Book Six


Hardcover Sketchbook. Given to me by a close friend in the spring of 1992 and recovered three times. As each of the paper covers wore out and fell away, the centre portion of the front was pasted into the book. The final cover was made from cutting up a poster for the Vancouver Opera and a Knopff book catalogue. Another friend once criticized it for being "too romantic - too emotional."

During this time I was reading a lot of Milorad Pavic and became fascinated by Derrida's The Post Card. And so the book contains several short lines very much in the style of Pavic:

She is a very delicate woman. The sound of a plate breaking could kill her.

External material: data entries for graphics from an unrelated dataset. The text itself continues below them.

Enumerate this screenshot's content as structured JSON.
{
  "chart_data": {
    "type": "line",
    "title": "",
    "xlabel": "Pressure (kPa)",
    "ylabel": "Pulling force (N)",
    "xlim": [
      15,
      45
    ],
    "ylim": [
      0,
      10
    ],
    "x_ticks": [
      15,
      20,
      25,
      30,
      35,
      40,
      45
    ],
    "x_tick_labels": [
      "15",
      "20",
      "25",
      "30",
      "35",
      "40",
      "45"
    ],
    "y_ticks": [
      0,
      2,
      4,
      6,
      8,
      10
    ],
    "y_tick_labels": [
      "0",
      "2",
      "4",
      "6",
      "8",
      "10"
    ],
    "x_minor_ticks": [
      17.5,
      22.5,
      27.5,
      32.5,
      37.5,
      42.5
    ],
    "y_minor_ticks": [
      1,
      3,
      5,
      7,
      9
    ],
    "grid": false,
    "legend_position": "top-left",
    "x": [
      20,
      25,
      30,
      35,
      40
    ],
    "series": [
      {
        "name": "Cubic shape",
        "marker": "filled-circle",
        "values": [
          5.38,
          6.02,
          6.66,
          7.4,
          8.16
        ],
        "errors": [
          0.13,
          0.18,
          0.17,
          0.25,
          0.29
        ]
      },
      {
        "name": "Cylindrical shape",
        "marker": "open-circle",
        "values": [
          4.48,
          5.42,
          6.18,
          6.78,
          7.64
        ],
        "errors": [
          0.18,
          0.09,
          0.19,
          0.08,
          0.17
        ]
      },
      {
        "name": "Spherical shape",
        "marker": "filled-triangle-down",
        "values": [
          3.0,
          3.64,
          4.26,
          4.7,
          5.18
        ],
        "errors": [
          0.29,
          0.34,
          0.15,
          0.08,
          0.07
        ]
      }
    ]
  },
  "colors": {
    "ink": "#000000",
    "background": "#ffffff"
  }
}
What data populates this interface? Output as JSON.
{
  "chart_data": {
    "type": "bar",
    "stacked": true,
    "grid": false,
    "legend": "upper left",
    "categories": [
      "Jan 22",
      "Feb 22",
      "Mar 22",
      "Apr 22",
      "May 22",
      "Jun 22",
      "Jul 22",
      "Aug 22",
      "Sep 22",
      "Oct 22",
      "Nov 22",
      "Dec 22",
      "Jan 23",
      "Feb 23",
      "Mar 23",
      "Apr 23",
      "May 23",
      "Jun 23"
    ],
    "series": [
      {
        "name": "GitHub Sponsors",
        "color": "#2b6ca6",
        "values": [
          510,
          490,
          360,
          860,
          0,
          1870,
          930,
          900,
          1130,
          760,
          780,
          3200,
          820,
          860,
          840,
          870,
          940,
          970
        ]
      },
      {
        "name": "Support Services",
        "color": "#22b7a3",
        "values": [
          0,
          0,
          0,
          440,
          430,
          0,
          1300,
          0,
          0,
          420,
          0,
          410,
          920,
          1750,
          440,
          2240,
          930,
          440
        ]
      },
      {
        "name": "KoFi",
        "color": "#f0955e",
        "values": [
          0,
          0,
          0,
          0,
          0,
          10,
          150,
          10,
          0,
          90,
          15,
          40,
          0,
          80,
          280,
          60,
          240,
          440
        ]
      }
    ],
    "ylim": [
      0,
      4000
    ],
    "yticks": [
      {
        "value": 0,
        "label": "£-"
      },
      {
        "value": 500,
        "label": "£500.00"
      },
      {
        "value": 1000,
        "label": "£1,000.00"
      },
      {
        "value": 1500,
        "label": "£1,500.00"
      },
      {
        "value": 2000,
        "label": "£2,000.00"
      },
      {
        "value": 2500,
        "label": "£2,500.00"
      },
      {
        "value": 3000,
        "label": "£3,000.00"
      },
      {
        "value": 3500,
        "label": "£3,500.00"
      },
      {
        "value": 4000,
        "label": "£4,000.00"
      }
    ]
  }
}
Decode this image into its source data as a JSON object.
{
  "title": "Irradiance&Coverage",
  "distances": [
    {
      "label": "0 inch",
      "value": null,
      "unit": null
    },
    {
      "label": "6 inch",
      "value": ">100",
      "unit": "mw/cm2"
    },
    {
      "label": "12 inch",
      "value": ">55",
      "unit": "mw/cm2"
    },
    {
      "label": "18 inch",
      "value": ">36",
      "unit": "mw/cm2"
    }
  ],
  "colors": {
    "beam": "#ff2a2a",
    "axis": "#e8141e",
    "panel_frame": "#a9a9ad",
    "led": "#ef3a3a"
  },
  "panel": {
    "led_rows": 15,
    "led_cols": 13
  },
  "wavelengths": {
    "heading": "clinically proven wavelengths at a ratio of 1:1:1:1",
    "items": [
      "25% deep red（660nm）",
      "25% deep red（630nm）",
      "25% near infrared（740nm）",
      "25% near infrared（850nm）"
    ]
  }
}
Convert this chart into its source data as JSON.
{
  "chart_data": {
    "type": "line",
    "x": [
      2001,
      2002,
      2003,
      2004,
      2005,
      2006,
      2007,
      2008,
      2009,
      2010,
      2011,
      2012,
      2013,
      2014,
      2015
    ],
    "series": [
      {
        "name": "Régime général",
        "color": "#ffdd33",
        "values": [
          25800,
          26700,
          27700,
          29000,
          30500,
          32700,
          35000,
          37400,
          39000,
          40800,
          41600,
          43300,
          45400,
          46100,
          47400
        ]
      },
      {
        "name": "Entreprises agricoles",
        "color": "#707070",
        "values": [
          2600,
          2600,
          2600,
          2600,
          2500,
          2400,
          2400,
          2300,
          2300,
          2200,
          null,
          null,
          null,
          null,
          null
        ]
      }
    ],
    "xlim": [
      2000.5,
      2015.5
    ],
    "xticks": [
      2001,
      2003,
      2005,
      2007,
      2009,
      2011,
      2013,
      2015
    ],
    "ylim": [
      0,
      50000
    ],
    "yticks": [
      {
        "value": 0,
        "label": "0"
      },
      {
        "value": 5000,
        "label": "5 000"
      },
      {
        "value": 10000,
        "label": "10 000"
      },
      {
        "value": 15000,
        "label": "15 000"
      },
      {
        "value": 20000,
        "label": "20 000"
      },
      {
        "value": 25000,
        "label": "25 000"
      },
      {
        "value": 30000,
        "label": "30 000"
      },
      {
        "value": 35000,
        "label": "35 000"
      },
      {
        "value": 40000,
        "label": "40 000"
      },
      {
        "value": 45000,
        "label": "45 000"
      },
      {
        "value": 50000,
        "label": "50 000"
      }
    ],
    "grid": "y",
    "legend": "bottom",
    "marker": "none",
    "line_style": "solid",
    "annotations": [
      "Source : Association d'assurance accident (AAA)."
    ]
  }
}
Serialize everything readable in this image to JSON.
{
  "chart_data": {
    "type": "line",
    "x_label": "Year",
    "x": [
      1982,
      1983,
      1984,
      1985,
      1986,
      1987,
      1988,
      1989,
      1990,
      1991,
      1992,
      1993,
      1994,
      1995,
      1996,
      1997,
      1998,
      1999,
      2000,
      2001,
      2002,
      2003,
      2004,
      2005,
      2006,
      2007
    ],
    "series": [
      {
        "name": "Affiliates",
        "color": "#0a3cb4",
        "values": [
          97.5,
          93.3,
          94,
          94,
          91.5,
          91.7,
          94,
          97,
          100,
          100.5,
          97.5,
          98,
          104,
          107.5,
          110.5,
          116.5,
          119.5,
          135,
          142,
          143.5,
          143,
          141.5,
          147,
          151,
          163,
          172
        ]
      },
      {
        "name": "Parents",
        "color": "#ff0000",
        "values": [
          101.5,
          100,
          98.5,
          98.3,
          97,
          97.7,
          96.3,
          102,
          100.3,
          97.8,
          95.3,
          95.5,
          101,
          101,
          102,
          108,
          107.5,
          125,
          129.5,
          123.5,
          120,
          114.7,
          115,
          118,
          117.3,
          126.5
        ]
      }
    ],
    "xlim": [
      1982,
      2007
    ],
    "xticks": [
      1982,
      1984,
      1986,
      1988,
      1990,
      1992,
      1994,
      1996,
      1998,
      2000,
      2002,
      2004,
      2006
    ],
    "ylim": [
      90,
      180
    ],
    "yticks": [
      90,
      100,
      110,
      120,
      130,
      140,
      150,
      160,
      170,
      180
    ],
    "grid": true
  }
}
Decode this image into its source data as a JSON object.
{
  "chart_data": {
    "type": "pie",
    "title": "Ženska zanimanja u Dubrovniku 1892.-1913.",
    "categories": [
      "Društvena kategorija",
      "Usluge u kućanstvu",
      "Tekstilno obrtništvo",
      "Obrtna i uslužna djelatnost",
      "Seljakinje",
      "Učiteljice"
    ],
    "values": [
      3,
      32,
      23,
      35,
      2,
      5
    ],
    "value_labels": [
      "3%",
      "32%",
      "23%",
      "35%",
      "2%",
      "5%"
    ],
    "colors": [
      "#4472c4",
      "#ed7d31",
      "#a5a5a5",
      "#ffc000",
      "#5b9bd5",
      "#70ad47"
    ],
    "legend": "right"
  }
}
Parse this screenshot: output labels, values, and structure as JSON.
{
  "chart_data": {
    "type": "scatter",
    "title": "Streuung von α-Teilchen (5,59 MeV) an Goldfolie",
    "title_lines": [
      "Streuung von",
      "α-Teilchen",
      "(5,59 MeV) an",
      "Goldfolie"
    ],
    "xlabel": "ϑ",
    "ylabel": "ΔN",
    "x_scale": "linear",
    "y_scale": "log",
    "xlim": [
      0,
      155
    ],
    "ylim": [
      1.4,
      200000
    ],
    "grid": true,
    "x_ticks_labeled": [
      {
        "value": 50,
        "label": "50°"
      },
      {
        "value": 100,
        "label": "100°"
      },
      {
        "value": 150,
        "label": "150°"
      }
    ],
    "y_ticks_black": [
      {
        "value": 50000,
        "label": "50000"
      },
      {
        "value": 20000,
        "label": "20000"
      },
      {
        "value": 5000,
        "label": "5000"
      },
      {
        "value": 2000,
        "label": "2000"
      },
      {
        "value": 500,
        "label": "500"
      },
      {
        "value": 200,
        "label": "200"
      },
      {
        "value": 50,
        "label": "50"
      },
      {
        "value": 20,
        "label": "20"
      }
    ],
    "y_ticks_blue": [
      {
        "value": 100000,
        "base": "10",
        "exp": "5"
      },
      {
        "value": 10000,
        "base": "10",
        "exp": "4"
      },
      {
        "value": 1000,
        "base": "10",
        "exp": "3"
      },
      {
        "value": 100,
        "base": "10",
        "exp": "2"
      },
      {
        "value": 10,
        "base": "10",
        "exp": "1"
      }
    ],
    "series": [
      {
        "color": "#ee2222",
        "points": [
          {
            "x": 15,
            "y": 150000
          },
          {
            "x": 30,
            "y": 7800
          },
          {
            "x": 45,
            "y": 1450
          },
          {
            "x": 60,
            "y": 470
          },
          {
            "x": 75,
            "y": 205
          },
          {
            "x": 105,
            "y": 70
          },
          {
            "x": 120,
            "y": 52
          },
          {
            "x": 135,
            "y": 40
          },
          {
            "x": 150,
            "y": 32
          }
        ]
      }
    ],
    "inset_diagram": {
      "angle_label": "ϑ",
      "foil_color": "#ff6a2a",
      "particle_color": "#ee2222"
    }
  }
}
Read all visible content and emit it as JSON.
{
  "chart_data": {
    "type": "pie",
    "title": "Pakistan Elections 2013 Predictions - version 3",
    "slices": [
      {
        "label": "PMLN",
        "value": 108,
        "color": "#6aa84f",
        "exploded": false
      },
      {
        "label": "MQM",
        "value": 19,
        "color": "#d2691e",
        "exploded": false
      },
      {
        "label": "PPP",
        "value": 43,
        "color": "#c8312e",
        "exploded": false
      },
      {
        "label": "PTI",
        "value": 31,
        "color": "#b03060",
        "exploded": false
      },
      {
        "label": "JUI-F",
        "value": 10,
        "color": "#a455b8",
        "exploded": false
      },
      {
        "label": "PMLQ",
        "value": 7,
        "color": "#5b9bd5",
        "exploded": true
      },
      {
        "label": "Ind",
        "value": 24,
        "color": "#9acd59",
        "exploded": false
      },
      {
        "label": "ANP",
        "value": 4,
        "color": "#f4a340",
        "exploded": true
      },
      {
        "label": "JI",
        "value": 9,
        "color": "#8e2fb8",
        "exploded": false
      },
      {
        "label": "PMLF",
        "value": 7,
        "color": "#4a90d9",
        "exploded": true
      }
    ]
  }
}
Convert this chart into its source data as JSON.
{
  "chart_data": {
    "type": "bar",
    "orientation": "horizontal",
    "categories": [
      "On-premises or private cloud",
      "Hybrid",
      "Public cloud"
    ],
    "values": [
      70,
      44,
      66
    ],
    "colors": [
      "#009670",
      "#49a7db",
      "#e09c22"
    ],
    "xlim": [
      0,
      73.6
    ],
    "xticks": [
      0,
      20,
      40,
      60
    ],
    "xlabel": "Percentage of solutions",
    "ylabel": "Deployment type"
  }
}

While the derridian influence played out in other ways: I had a short relationship with a woman where I sent her a post card after each time we met. In the years when this book was written you could go into a drug store and purchase a colour photocopy for 49 cents. This was unprecedented. Photocopies were by definition designed to obliterate subtlety and detail thus reducing the world to a washed-out, yet high-contrast version of itself. With the colour photocopy all that changed. The technology has such implications for artists that the Western Front Gallery ran a show with the Xerox machine itself installed in the gallery. The saturated colours entranced us. It was tempting to put everything onto the platen: autumn leaves, fabric, old photographs, younger versions of ourselves.


Here is a page that interests me. On the right, a photocopy of a photograph of Georgian Bay, on the left the text reads:

Poem to the hands of a dead uncle 

Unpack your hands 

Joint by joint unhinge the fingers. The bones of a bamboo kite lacking paper, built of torn string and knots. Your hands are the ribs and skeleton of a crow. 

It is important to realize that, just as there are fields that dogs will not walk through because of scent, because of noise, because of dust; there are some things these hands will never do. They will not spill tar on rooftops or gather salmon. As if it would be easier with a felt-tip pen to darken squares on ariel photographs, or wade through supermarkets. 

If I could help you I would. Tighten or loosen the skin stretched over you palms with a key placed in your wrist. Lengthen your lifeline to improve fortune. But I see from the state of your body it is too late for mechanics. 

Later travelling the bus through Vancouver winter: the branches more like hands here. The long black fingers of a woman extended to catch rain.